Il aménage rapidement ses appartements, avec leurs ateliers, leur belvédère.
    Il laisse agir Turgot, contrôleur général des Finances, et
il a renvoyé les ministres de Louis XV, et le chancelier Maupeou.
    Le 12 novembre, il annule la réforme du chancelier et
rétablit les parlements dans leurs prérogatives.
    Les applaudissements sont unanimes.
    Le peuple imagine que les parlementaires, ces privilégiés
propriétaires de leur charge, sont ses défenseurs.
    L’élite du tiers état, pénétrée par l’esprit des Lumières, voit
les parlements comme des remparts contre le despotisme.
    Et les aristocrates – tel le duc d’Orléans – espèrent, grâce
à eux, limiter l’absolutisme royal et se servir de leur gloire usurpée auprès
du peuple pour se constituer une clientèle populaire, parce qu’on rêve toujours
d’une nouvelle fronde aristocratique contre le roi et l’État.

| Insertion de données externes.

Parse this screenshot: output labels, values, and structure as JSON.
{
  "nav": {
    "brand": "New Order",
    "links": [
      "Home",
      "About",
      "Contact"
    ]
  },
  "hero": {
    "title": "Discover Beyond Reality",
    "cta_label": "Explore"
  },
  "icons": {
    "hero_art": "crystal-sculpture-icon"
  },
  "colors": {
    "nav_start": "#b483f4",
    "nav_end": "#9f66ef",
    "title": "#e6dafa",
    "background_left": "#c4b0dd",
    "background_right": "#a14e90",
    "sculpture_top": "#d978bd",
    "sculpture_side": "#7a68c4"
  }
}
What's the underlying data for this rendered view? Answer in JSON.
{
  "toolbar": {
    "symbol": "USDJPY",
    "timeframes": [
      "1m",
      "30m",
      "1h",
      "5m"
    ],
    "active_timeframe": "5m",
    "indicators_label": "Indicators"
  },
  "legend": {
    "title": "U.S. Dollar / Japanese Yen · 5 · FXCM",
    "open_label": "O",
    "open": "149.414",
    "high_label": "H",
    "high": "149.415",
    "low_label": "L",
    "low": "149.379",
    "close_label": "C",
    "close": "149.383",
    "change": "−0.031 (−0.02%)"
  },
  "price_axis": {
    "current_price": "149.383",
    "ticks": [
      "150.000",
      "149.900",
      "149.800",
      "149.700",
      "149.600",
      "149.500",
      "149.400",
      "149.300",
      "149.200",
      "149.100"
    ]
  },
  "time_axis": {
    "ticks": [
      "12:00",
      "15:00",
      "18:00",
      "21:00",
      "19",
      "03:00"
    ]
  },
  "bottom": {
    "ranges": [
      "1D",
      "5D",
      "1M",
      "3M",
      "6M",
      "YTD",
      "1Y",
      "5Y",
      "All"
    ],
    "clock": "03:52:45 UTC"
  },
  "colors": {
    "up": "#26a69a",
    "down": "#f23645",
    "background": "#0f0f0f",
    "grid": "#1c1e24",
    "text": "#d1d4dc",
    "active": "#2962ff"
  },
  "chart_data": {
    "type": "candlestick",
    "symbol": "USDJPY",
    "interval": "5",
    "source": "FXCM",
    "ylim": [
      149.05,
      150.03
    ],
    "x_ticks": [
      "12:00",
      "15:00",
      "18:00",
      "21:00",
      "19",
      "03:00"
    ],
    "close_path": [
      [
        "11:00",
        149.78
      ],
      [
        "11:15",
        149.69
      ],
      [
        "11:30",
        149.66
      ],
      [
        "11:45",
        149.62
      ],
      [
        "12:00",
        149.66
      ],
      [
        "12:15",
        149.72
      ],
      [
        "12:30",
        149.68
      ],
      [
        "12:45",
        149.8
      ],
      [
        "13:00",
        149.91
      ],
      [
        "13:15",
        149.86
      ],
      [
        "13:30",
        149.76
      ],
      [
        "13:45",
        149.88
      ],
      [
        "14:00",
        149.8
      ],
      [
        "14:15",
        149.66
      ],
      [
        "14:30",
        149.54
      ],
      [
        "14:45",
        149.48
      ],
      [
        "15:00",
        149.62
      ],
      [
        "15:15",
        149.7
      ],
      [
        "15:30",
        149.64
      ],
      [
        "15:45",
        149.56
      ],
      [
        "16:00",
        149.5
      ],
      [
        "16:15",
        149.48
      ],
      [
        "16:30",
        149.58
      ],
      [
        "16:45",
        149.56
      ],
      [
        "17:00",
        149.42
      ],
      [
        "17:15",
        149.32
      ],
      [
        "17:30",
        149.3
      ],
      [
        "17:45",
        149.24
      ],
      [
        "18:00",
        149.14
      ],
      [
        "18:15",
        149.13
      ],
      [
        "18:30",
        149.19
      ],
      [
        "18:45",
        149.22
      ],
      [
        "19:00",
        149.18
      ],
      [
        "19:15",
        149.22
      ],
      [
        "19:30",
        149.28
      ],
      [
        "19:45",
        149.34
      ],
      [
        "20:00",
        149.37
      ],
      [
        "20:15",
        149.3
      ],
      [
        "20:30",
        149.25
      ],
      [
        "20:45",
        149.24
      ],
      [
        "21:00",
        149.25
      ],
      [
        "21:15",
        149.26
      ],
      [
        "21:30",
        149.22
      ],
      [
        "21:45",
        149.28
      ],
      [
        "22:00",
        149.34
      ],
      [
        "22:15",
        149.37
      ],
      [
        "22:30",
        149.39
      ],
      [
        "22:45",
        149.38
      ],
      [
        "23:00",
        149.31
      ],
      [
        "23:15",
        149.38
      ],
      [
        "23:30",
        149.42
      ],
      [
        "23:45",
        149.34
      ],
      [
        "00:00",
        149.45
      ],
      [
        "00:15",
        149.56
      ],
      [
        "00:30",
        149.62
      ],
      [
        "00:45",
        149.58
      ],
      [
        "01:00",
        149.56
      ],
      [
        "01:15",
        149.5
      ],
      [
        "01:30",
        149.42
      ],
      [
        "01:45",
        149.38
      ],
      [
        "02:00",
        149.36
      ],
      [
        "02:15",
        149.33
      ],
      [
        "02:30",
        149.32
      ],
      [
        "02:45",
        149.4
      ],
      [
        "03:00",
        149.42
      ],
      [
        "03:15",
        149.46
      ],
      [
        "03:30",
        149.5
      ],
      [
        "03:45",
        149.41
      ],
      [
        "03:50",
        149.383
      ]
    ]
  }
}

    « J’avais fait gagner au roi un procès qui durait
depuis trois cents ans, dira Maupeou. Il veut le reprendre, il en est le maître. »
     
    Louis, lui, pense que les parlements vont s’assagir.
    « Je veux ensevelir dans l’oubli tout ce qui s’est passé,
dit-il, et je verrais avec le plus grand contentement les divisions intestines
troubler le bon ordre et la tranquillité de mon Parlement. Ne vous occupez que
du soin de remplir vos fonctions et de répondre à mes vues pour le bonheur de
mes sujets qui sera toujours mon unique objet. »
    Il a l’impression qu’il agit avec habileté, nommant Turgot
et soutenant ses mesures sur la libre circulation des grains, le contrôle des
fermiers généraux, la suppression des corporations, tout en rétablissant les
parlements, et en étendant même les privilèges puisque désormais dans l’armée, nul
ne pourra deve nir officier s’il ne possède quatre quartiers de noblesse !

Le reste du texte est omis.